Closed hrudhansh closed 6 days ago
This was posted originally in this issue #2193
@hrudhansh do you have a minimal example which triggers the problem? Ideally targeting the iceoryx main branch.
If you look at our examples, they also register a signal handler and have no problem with ctrl+c. They use the signal handler either implicit via iox::waitForTerminationRequest();
and while (!iox::hasTerminationRequested())
or explicit with iox::registerSignalHandler
.
@elBoberido You are correct! Adding "while (!iox::hasTerminationRequested())" seems to make the issue go away.
So the issue was essentially:
But this is great, I will potentially just add it in-front of every publish call if the overhead isn't too high. Works every time now, thank you!
@hrudhansh you don't need to add it before every publish call. I guess you will have a loop where you publish or something similar. Just add it as part of the loop condition. Alternatively if you are blocking in the main thread, it might also be sufficient to just have the iox::waitForTerminationRequest();
call there.
If you are able to post a minimal example of your code, I might be able to tell you the ideal solution for iceoryx. The important thing is to handle the shutdown in a way to let all the destructors run.

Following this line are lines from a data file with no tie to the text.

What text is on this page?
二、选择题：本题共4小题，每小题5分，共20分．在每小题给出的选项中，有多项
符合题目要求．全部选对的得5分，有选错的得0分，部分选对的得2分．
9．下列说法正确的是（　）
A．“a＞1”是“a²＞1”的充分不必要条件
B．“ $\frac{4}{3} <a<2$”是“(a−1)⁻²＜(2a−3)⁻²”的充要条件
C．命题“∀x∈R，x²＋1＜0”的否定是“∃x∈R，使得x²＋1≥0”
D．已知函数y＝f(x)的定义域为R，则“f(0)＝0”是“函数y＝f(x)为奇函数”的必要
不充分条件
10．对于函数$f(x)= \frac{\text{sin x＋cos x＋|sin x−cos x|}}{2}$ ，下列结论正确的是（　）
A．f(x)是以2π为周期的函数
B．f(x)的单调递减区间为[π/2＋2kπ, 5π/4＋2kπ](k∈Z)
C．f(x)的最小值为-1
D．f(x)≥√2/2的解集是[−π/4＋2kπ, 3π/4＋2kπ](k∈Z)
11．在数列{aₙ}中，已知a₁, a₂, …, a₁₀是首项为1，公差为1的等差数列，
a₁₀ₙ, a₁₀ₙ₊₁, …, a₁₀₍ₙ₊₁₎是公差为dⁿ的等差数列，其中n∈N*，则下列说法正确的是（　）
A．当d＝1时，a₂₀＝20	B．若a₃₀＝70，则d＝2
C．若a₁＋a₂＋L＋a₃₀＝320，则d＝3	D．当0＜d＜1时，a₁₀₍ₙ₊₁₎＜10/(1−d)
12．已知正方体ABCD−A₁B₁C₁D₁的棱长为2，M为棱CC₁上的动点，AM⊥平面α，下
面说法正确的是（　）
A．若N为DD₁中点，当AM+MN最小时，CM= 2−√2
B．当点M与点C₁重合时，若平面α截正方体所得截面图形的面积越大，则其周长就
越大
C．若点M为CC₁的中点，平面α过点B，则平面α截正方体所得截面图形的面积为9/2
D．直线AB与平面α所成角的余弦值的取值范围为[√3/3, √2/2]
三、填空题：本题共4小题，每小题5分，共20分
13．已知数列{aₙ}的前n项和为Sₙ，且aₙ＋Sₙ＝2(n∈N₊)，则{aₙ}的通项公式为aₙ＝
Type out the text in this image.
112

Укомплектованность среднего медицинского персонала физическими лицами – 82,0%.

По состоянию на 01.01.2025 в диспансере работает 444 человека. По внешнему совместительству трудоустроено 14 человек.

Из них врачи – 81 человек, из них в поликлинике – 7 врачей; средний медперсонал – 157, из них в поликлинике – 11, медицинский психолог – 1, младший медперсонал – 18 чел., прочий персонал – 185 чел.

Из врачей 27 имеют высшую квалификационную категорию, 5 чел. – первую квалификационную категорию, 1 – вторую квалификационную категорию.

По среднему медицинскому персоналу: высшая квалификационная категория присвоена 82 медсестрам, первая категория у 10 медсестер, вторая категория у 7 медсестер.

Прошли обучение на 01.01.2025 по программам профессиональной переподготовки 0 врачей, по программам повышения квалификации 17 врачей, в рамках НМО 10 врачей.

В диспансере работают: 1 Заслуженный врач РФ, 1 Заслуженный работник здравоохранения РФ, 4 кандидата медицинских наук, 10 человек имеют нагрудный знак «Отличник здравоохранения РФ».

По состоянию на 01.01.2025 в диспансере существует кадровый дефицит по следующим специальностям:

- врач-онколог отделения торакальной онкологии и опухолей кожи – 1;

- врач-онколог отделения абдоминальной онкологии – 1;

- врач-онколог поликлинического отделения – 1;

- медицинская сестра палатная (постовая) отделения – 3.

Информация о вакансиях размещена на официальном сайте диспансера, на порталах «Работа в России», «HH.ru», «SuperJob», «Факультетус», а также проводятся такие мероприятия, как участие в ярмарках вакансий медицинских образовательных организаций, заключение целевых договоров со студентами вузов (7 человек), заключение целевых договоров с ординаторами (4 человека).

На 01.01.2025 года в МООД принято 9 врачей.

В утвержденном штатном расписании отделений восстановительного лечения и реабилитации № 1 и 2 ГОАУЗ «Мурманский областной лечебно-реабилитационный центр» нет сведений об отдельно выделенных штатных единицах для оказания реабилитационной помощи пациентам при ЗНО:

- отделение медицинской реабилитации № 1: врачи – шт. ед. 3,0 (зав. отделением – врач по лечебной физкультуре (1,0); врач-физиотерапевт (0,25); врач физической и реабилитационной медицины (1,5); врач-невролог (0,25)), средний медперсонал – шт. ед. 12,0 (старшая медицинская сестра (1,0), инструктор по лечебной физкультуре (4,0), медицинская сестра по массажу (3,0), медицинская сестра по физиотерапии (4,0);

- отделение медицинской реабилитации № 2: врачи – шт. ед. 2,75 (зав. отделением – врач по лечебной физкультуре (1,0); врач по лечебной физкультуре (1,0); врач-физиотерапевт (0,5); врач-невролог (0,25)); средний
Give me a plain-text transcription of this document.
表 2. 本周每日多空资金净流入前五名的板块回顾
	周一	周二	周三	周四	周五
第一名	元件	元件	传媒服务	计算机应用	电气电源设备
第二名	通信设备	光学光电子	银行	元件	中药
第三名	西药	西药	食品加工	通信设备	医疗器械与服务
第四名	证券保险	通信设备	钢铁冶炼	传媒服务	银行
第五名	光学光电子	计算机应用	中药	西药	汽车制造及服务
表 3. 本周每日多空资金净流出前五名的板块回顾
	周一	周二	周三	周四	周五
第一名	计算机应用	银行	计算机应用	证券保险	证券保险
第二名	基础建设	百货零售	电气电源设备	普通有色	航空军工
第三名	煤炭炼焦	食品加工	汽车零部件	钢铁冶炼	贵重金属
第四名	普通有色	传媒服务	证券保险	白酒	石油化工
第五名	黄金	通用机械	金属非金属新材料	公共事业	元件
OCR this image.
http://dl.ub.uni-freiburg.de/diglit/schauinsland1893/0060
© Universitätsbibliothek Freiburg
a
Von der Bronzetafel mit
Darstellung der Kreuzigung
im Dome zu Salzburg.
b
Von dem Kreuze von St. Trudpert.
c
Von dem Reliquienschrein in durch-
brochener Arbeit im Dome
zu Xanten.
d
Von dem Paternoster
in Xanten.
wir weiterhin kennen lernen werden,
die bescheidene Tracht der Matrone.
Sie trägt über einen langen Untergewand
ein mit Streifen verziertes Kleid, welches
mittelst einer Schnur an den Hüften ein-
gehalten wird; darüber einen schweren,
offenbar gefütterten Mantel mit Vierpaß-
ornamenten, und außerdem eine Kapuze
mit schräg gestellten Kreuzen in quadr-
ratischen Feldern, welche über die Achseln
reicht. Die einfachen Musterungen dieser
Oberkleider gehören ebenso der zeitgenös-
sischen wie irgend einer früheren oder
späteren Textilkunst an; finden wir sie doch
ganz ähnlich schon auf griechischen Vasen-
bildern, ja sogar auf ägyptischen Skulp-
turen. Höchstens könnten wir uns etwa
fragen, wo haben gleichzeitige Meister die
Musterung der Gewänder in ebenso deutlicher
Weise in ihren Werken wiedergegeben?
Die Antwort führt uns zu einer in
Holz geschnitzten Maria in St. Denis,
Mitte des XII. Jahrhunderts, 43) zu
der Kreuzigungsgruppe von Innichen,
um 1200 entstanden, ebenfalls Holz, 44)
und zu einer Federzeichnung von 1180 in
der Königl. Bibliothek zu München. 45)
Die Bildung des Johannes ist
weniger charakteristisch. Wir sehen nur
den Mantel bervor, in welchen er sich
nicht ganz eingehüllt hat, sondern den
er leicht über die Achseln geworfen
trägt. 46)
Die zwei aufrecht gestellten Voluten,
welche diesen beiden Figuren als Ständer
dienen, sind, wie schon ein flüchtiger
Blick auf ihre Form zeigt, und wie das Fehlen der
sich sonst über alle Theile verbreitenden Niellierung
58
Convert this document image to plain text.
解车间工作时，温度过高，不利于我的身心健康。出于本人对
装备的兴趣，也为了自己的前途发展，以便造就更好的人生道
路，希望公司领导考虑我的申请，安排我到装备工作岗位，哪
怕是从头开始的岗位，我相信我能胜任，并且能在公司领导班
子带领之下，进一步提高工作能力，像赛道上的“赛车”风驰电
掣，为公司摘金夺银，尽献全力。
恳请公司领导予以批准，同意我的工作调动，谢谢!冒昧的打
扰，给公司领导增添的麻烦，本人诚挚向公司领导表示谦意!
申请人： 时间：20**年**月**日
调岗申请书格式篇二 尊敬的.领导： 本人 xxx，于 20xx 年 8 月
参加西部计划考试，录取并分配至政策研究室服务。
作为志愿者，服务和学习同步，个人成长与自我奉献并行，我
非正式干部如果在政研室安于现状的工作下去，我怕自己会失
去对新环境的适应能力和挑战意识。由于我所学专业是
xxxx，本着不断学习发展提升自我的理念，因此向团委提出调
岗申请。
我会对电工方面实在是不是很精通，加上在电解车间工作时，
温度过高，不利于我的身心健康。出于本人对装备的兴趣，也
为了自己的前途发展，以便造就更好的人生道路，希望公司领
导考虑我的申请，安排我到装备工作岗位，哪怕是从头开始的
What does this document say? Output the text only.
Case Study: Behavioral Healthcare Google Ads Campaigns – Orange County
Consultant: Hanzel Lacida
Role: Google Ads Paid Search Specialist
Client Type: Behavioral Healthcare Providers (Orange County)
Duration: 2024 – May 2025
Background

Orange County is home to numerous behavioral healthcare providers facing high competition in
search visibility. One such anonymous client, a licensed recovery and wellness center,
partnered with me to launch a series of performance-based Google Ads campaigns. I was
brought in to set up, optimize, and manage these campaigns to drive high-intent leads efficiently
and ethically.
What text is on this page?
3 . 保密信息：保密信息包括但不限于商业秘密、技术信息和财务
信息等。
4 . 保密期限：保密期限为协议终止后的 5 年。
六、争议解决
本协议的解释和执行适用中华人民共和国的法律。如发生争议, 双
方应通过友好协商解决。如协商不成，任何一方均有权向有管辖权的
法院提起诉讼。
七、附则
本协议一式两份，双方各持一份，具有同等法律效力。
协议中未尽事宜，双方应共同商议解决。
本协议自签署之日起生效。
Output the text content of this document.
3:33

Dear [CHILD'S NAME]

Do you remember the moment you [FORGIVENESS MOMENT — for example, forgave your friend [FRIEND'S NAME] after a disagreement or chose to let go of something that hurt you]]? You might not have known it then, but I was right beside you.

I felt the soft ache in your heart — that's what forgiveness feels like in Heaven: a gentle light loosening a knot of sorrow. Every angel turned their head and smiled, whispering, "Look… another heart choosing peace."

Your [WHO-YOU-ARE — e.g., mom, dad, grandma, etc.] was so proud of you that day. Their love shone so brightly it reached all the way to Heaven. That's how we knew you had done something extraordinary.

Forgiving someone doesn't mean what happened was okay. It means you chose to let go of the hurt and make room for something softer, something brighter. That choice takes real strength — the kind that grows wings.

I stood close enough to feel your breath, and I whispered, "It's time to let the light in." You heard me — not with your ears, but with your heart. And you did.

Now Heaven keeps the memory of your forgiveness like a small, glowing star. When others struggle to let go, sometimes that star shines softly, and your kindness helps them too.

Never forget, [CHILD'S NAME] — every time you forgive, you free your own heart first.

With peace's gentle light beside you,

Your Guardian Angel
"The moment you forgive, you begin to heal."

So I am essentially making an opinionated wrapper library around Iceoryx for exactly our use-case. One of the "philosophies" of this library is having a very small footprint in our codebase. So ideally the flow is - bring in the header > instantiate > call publish... everything else is taken care of for you. So while I don't have a fixed minimal example, in this case I was just trying to push the boundaries by calling publish with no delays, and see how it holds up. It holds well btw! I did not miss a single message on the sub side once the Options are set correctly.
But I see your point - better to optimize around the whole publish loop instead of every publish call.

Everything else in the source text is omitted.